Mefisto e a sedução do poder

A Editora Estação Liberdade de São Paulo relança em todo o Brasil Mefisto – Romance de uma Carreira de Klaus Mann, filho mais velho de um dos maiores romancistas do século XX, Thomas Mann, autor de “A Montanha Mágica” e “Morte em Veneza”, obra que tive o prazer de traduzir.

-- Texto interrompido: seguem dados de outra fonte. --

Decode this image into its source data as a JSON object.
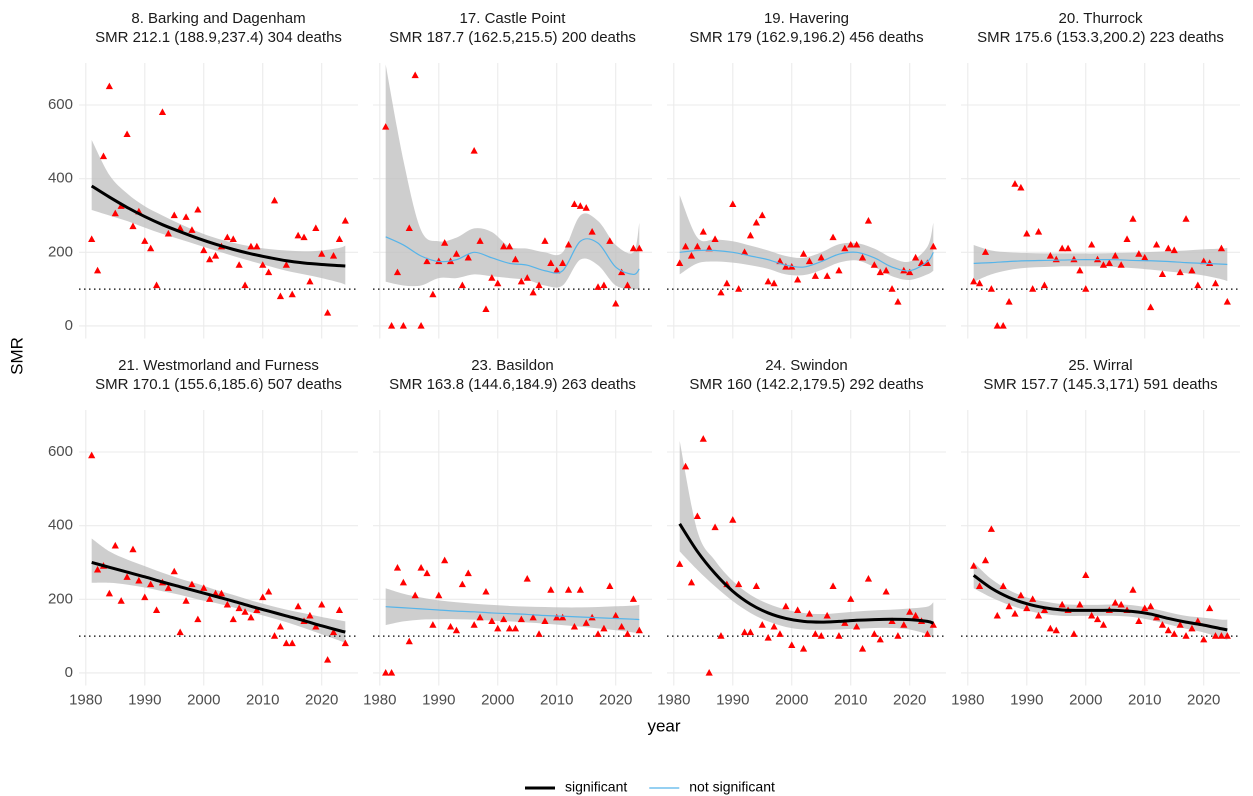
{
  "chart_data": {
    "type": "scatter",
    "xlabel": "year",
    "ylabel": "SMR",
    "xlim": [
      1978.85,
      2026.15
    ],
    "ylim": [
      -34,
      714
    ],
    "xticks": [
      1980,
      1990,
      2000,
      2010,
      2020
    ],
    "yticks": [
      0,
      200,
      400,
      600
    ],
    "grid": true,
    "refline": 100,
    "point_color": "#ff0000",
    "band_color": "#bebebe",
    "legend_position": "bottom",
    "legend": [
      {
        "name": "significant",
        "color": "#000000",
        "width": 3
      },
      {
        "name": "not significant",
        "color": "#56b4e9",
        "width": 1.2
      }
    ],
    "x": [
      1981,
      1982,
      1983,
      1984,
      1985,
      1986,
      1987,
      1988,
      1989,
      1990,
      1991,
      1992,
      1993,
      1994,
      1995,
      1996,
      1997,
      1998,
      1999,
      2000,
      2001,
      2002,
      2003,
      2004,
      2005,
      2006,
      2007,
      2008,
      2009,
      2010,
      2011,
      2012,
      2013,
      2014,
      2015,
      2016,
      2017,
      2018,
      2019,
      2020,
      2021,
      2022,
      2023,
      2024
    ],
    "smooth_x": [
      1981,
      1984,
      1987,
      1990,
      1993,
      1996,
      1999,
      2002,
      2005,
      2008,
      2011,
      2014,
      2017,
      2020,
      2023,
      2024
    ],
    "panels": [
      {
        "title": "8. Barking and Dagenham",
        "subtitle": "SMR 212.1 (188.9,237.4) 304 deaths",
        "trend": "significant",
        "values": [
          235,
          150,
          460,
          650,
          305,
          325,
          520,
          270,
          310,
          230,
          210,
          110,
          580,
          250,
          300,
          265,
          295,
          260,
          315,
          205,
          180,
          190,
          215,
          240,
          235,
          165,
          110,
          215,
          215,
          165,
          145,
          340,
          80,
          165,
          85,
          245,
          240,
          120,
          265,
          195,
          35,
          190,
          235,
          285
        ],
        "fit": [
          380,
          350,
          322,
          297,
          275,
          256,
          238,
          222,
          208,
          196,
          186,
          177,
          171,
          167,
          164,
          163
        ],
        "fit_lower": [
          315,
          300,
          285,
          267,
          250,
          235,
          220,
          205,
          190,
          176,
          163,
          150,
          140,
          130,
          118,
          112
        ],
        "fit_upper": [
          505,
          410,
          360,
          325,
          300,
          277,
          256,
          239,
          226,
          216,
          209,
          205,
          203,
          205,
          212,
          218
        ]
      },
      {
        "title": "17. Castle Point",
        "subtitle": "SMR 187.7 (162.5,215.5) 200 deaths",
        "trend": "not significant",
        "values": [
          540,
          0,
          145,
          0,
          265,
          680,
          0,
          175,
          85,
          175,
          225,
          175,
          195,
          110,
          185,
          475,
          230,
          45,
          130,
          115,
          215,
          215,
          180,
          120,
          130,
          90,
          110,
          230,
          170,
          150,
          170,
          220,
          330,
          325,
          320,
          255,
          105,
          110,
          230,
          60,
          145,
          110,
          210,
          210
        ],
        "fit": [
          242,
          220,
          190,
          175,
          180,
          200,
          185,
          170,
          165,
          150,
          150,
          230,
          225,
          160,
          140,
          155
        ],
        "fit_lower": [
          120,
          110,
          110,
          130,
          130,
          140,
          135,
          130,
          125,
          110,
          110,
          180,
          165,
          110,
          100,
          100
        ],
        "fit_upper": [
          710,
          450,
          260,
          230,
          240,
          265,
          255,
          215,
          210,
          200,
          200,
          300,
          285,
          220,
          200,
          280
        ]
      },
      {
        "title": "19. Havering",
        "subtitle": "SMR 179 (162.9,196.2) 456 deaths",
        "trend": "not significant",
        "values": [
          170,
          215,
          190,
          215,
          255,
          210,
          235,
          90,
          115,
          330,
          100,
          200,
          245,
          280,
          300,
          120,
          115,
          175,
          160,
          160,
          125,
          195,
          175,
          135,
          185,
          135,
          240,
          150,
          210,
          220,
          220,
          185,
          285,
          165,
          145,
          150,
          100,
          65,
          150,
          145,
          185,
          170,
          170,
          215
        ],
        "fit": [
          200,
          205,
          205,
          200,
          190,
          180,
          165,
          160,
          175,
          195,
          200,
          185,
          160,
          150,
          175,
          200
        ],
        "fit_lower": [
          140,
          170,
          175,
          172,
          165,
          155,
          140,
          138,
          152,
          172,
          178,
          160,
          135,
          125,
          140,
          150
        ],
        "fit_upper": [
          355,
          240,
          235,
          230,
          218,
          205,
          190,
          185,
          200,
          222,
          225,
          210,
          185,
          175,
          215,
          280
        ]
      },
      {
        "title": "20. Thurrock",
        "subtitle": "SMR 175.6 (153.3,200.2) 223 deaths",
        "trend": "not significant",
        "values": [
          120,
          115,
          200,
          100,
          0,
          0,
          65,
          385,
          375,
          250,
          100,
          255,
          110,
          190,
          180,
          210,
          210,
          180,
          150,
          100,
          220,
          180,
          165,
          170,
          190,
          165,
          235,
          290,
          195,
          185,
          50,
          220,
          140,
          210,
          205,
          145,
          290,
          150,
          110,
          175,
          170,
          115,
          210,
          65
        ],
        "fit": [
          170,
          172,
          175,
          177,
          178,
          179,
          180,
          180,
          180,
          178,
          177,
          175,
          172,
          170,
          168,
          167
        ],
        "fit_lower": [
          120,
          140,
          152,
          158,
          160,
          162,
          162,
          162,
          160,
          157,
          153,
          148,
          143,
          137,
          127,
          122
        ],
        "fit_upper": [
          220,
          205,
          200,
          198,
          197,
          197,
          197,
          197,
          198,
          199,
          201,
          203,
          205,
          208,
          210,
          212
        ]
      },
      {
        "title": "21. Westmorland and Furness",
        "subtitle": "SMR 170.1 (155.6,185.6) 507 deaths",
        "trend": "significant",
        "values": [
          590,
          280,
          290,
          215,
          345,
          195,
          260,
          335,
          250,
          205,
          240,
          170,
          245,
          230,
          275,
          110,
          195,
          240,
          145,
          230,
          200,
          215,
          215,
          185,
          145,
          175,
          165,
          150,
          170,
          205,
          220,
          100,
          125,
          80,
          80,
          180,
          140,
          155,
          125,
          185,
          35,
          110,
          170,
          80
        ],
        "fit": [
          300,
          287,
          274,
          261,
          247,
          234,
          221,
          208,
          195,
          181,
          168,
          155,
          142,
          128,
          115,
          111
        ],
        "fit_lower": [
          245,
          245,
          240,
          232,
          222,
          212,
          200,
          190,
          178,
          165,
          152,
          138,
          122,
          105,
          88,
          82
        ],
        "fit_upper": [
          365,
          330,
          308,
          290,
          272,
          256,
          242,
          226,
          212,
          197,
          184,
          172,
          162,
          152,
          143,
          140
        ]
      },
      {
        "title": "23. Basildon",
        "subtitle": "SMR 163.8 (144.6,184.9) 263 deaths",
        "trend": "not significant",
        "values": [
          0,
          0,
          285,
          245,
          85,
          210,
          285,
          270,
          130,
          210,
          305,
          125,
          115,
          240,
          270,
          130,
          150,
          220,
          140,
          120,
          145,
          120,
          120,
          145,
          255,
          150,
          105,
          140,
          225,
          150,
          150,
          225,
          125,
          225,
          135,
          150,
          105,
          120,
          235,
          155,
          125,
          105,
          200,
          115
        ],
        "fit": [
          180,
          177,
          174,
          171,
          168,
          166,
          163,
          161,
          159,
          156,
          154,
          152,
          150,
          148,
          146,
          145
        ],
        "fit_lower": [
          130,
          140,
          145,
          146,
          146,
          145,
          142,
          140,
          137,
          134,
          130,
          126,
          121,
          116,
          110,
          108
        ],
        "fit_upper": [
          230,
          215,
          205,
          197,
          192,
          188,
          185,
          182,
          180,
          179,
          178,
          178,
          179,
          181,
          183,
          185
        ]
      },
      {
        "title": "24. Swindon",
        "subtitle": "SMR 160 (142.2,179.5) 292 deaths",
        "trend": "significant",
        "values": [
          295,
          560,
          245,
          425,
          635,
          0,
          395,
          100,
          240,
          415,
          240,
          110,
          110,
          235,
          130,
          95,
          125,
          105,
          180,
          75,
          170,
          65,
          160,
          105,
          100,
          155,
          235,
          100,
          135,
          200,
          125,
          65,
          255,
          105,
          90,
          220,
          140,
          100,
          130,
          165,
          155,
          140,
          105,
          130
        ],
        "fit": [
          405,
          330,
          270,
          222,
          187,
          163,
          148,
          140,
          138,
          140,
          143,
          145,
          146,
          145,
          140,
          135
        ],
        "fit_lower": [
          330,
          280,
          235,
          195,
          163,
          140,
          125,
          118,
          117,
          118,
          120,
          122,
          122,
          118,
          105,
          95
        ],
        "fit_upper": [
          630,
          385,
          305,
          250,
          212,
          188,
          172,
          163,
          160,
          163,
          167,
          170,
          172,
          175,
          180,
          192
        ]
      },
      {
        "title": "25. Wirral",
        "subtitle": "SMR 157.7 (145.3,171) 591 deaths",
        "trend": "significant",
        "values": [
          290,
          235,
          305,
          390,
          155,
          235,
          180,
          160,
          210,
          175,
          200,
          155,
          170,
          120,
          115,
          185,
          170,
          105,
          185,
          265,
          155,
          145,
          130,
          170,
          190,
          185,
          170,
          225,
          140,
          175,
          180,
          150,
          130,
          115,
          105,
          130,
          100,
          120,
          140,
          90,
          175,
          100,
          100,
          100
        ],
        "fit": [
          265,
          230,
          205,
          188,
          177,
          171,
          170,
          170,
          170,
          167,
          160,
          148,
          138,
          130,
          120,
          117
        ],
        "fit_lower": [
          230,
          205,
          185,
          170,
          160,
          155,
          155,
          155,
          155,
          152,
          144,
          132,
          120,
          110,
          95,
          90
        ],
        "fit_upper": [
          300,
          255,
          225,
          205,
          194,
          187,
          185,
          185,
          186,
          184,
          176,
          165,
          155,
          150,
          145,
          145
        ]
      }
    ]
  }
}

A história do romance mais famoso de Klaus Mann é simples e provavelmente muito comum naqueles tempos difíceis em que a desfaçatez, a perversidade e a barbárie imperavam, em meio ao desemprego em massa e à inflação galopante. Um carreirista oportunista pretende subir na vida a todo custo. É um ator talentoso de uma cidade provinciana da Alemanha no final da década de vinte, que está disposto a tudo para realizar o seu intento. É inescrupuloso e cheio de ambição: ingredientes fundamentais para quem nutre pretensões tão elevadas. O personagem que o consagra no palco e na vida é Mefisto, a encarnação bufa e diabólica do Mal,  criação do escritor símbolo da  Alemanha: Johann Wolfgang Goethe.

O triunvirato detentor do poder na Alemanha nazista, tão bem descrito por Klaus Mann nesse romance, suscita o sorriso sarcástico do leitor, e nos divertiríamos muito mais se não soubéssemos o que estava sendo maquinado e executado por aquelas grotescas figuras esbravejantes. Mas o ator Höfgen não está interessado nessas questões políticas e sociais degradantes; ele ama a arte e a boa vida e se deleita com as benesses e as riquezas proporcionadas por sua proximidade com os todo-poderosos. Torturar, mortificar e matar passam a compor os prazeres cotidianos daquela raça dita superior em sua ânsia desmedida de domínio. E Höfgen até que “se adapta bem a essa sociedade, tem a sua falsa dignidade, seu arrebatamento histérico, seu cinismo vaidoso e o demonismo barato”, e se coloca – a ele e a nós – uma questão decisiva: “Será que não sou um canalha?”

A obra questiona enfim o comportamento daqueles indivíduos que em qualquer época e em qualquer regime político “querem se dar bem”, fazendo da adulação e da esperteza uma prática corriqueira e legítima. Acresce-se a isso a fascinação dos nazistas pela arte da representação no que ela tem de mais superficial: as poses, os gestos grandiloqüentes, o fingimento convincente.

Sem dúvida, a riqueza maior desta obra está em suas leituras múltiplas: da referência à vida real de um grande ator alemão, passando pela sátira das excentricidades nazistas, pela sedução capciosa do poder e pela ambição cega e destrutiva, ao perigoso pacto com o demônio, que no mundo moderno aparece travestido em trajes de gala ou em requintados ternos da moda.

Hoje sentimos nojo ao ver o resultado daquela sanha desenfreada, mas muitas vezes não refletimos devidamente sobre os comportamentos que permitem e possibilitam o surgimento de atrocidades semelhantes em todas as sociedades e todas as épocas. Que além do prazer de nos defrontarmos com a boa literatura, o romance nos estimule também a perceber melhor os desejos e as ambições humanas, que em sua ânsia de se verem realizadas desembocam quase sempre em tenebrosos abismos da alma.